• Natural Gas News

    Oz State Tax Counterproductive: E&P Industry

Summary

Queensland risks shooting itself in the foot with its plan to raise the royalty rate, producers say.

by: William Powell

Posted in:

Natural Gas & LNG News, Asia/Oceania, Corporate, Exploration & Production, Political, Ministries, Tax Legislation, News By Country, Australia

Oz State Tax Counterproductive: E&P Industry

The Queensland government's announcement that it will hike the petroleum royalty rate by a quarter threatens ongoing investment in one of the very sectors which can underpin the state budget over the coming decades, the upstream lobby group Australian Petroleum Production & Exploration Association (Appea) said June 11.

Treasurer Jackie Trad announced an across the board retrospective increase in the petroleum royalty rate from 10% to 12.5%, effective July 1, on all gas produced in Queensland.

Queensland is home to three LNG plants, fed by coalbed methane fields.
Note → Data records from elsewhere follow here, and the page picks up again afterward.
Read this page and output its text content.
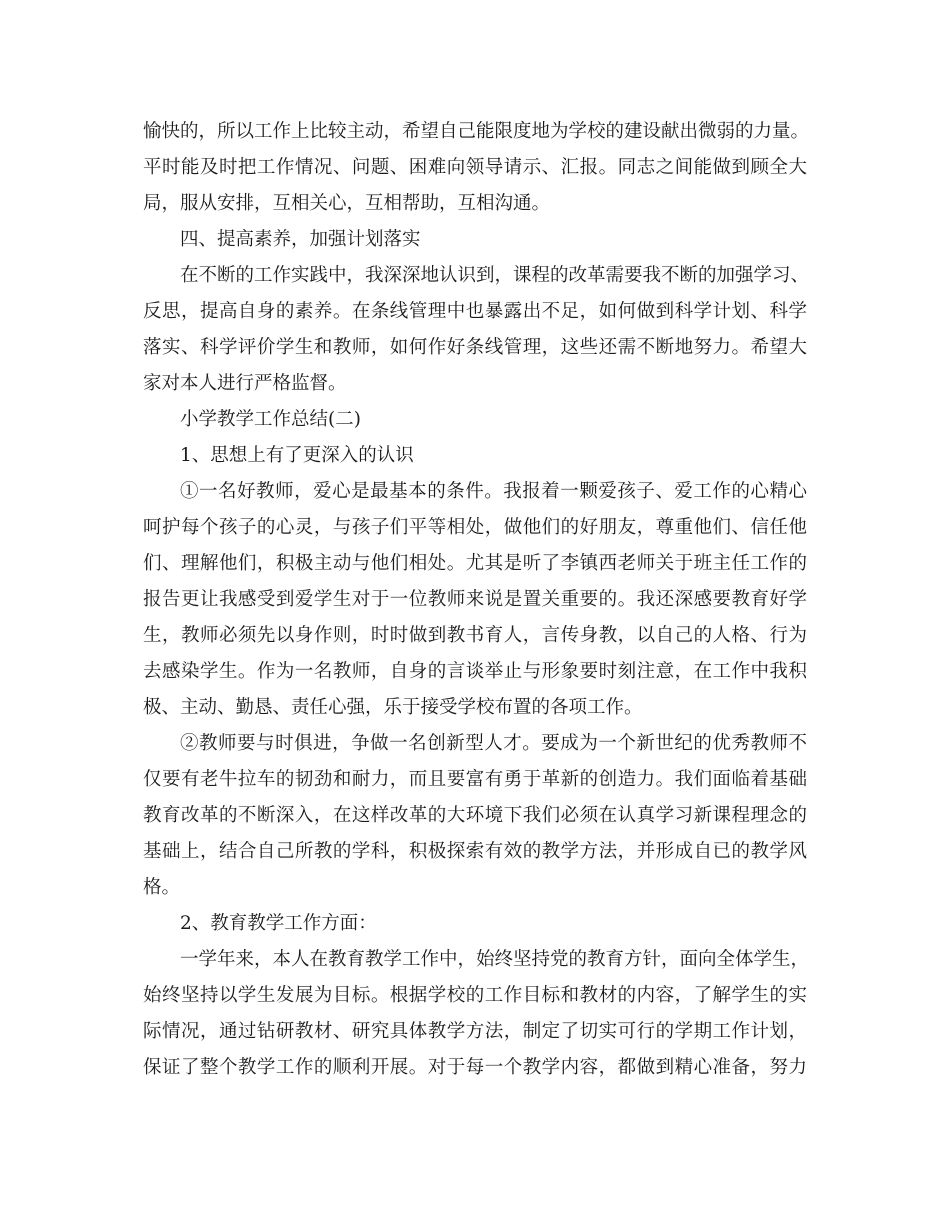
愉快的，所以工作上比较主动，希望自己能限度地为学校的建设献出微弱的力量。
平时能及时把工作情况、问题、困难向领导请示、汇报。同志之间能做到顾全大
局，服从安排，互相关心，互相帮助，互相沟通。
四、提高素养，加强计划落实
在不断的工作实践中，我深深地认识到，课程的改革需要我不断的加强学习、
反思，提高自身的素养。在条线管理中也暴露出不足，如何做到科学计划、科学
落实、科学评价学生和教师，如何作好条线管理，这些还需不断地努力。希望大
家对本人进行严格监督。
小学教学工作总结(二)
1、思想上有了更深入的认识
①一名好教师，爱心是最基本的条件。我报着一颗爱孩子、爱工作的心精心
呵护每个孩子的心灵，与孩子们平等相处，做他们的好朋友，尊重他们、信任他
们、理解他们，积极主动与他们相处。尤其是听了李镇西老师关于班主任工作的
报告更让我感受到爱学生对于一位教师来说是置关重要的。我还深感要教育好学
生，教师必须先以身作则，时时做到教书育人，言传身教，以自己的人格、行为
去感染学生。作为一名教师，自身的言谈举止与形象要时刻注意，在工作中我积
极、主动、勤恳、责任心强，乐于接受学校布置的各项工作。
②教师要与时俱进，争做一名创新型人才。要成为一个新世纪的优秀教师不
仅要有老牛拉车的韧劲和耐力，而且要富有勇于革新的创造力。我们面临着基础
教育改革的不断深入，在这样改革的大环境下我们必须在认真学习新课程理念的
基础上，结合自己所教的学科，积极探索有效的教学方法，并形成自已的教学风
格。
2、教育教学工作方面：
一学年来，本人在教育教学工作中，始终坚持党的教育方针，面向全体学生，
始终坚持以学生发展为目标。根据学校的工作目标和教材的内容，了解学生的实
际情况，通过钻研教材、研究具体教学方法，制定了切实可行的学期工作计划，
保证了整个教学工作的顺利开展。对于每一个教学内容，都做到精心准备，努力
The gas is sold mostly to Asian markets and exports last year reached a record 21mn metric tons.

Appea CEO Andrew McConville said there was "no justification for the arbitrary decision to penalise an industry that had invested over A$70bn ($48bn) in Queensland, employs thousands of Queenslanders and has underpinned the state’s domestic gas needs."

The budget papers forecast that the industry will deliver at least A$2.5bn in royalties to the people of Queensland over the next four years. While the industry welcomes the decision to conduct a review of the operation of the present royalty regime, the announcement of a significant increase in the royalty was made without any consultation with industry.

“Increases in royalty rates, however structured, increase the cost of gas production and undermine the long-term stability that is needed to continue to attract investment in Queensland,” McConville said. “An announcement with no consultation, as we have seen today, will be very carefully reviewed by current and prospective investors.”

Raising the rates will limit the gas available to the domestic gas market, at a time when that market is already under pressure from falling output from Bass Strait and political barriers to resource development in southern states, he said. Victoria, for example, has imposed a moratorium on hydraulic fracturing.

McConville said the industry would seek to work with the government "in what must be a genuinely independent policy and operational review of the existing royalty provisions."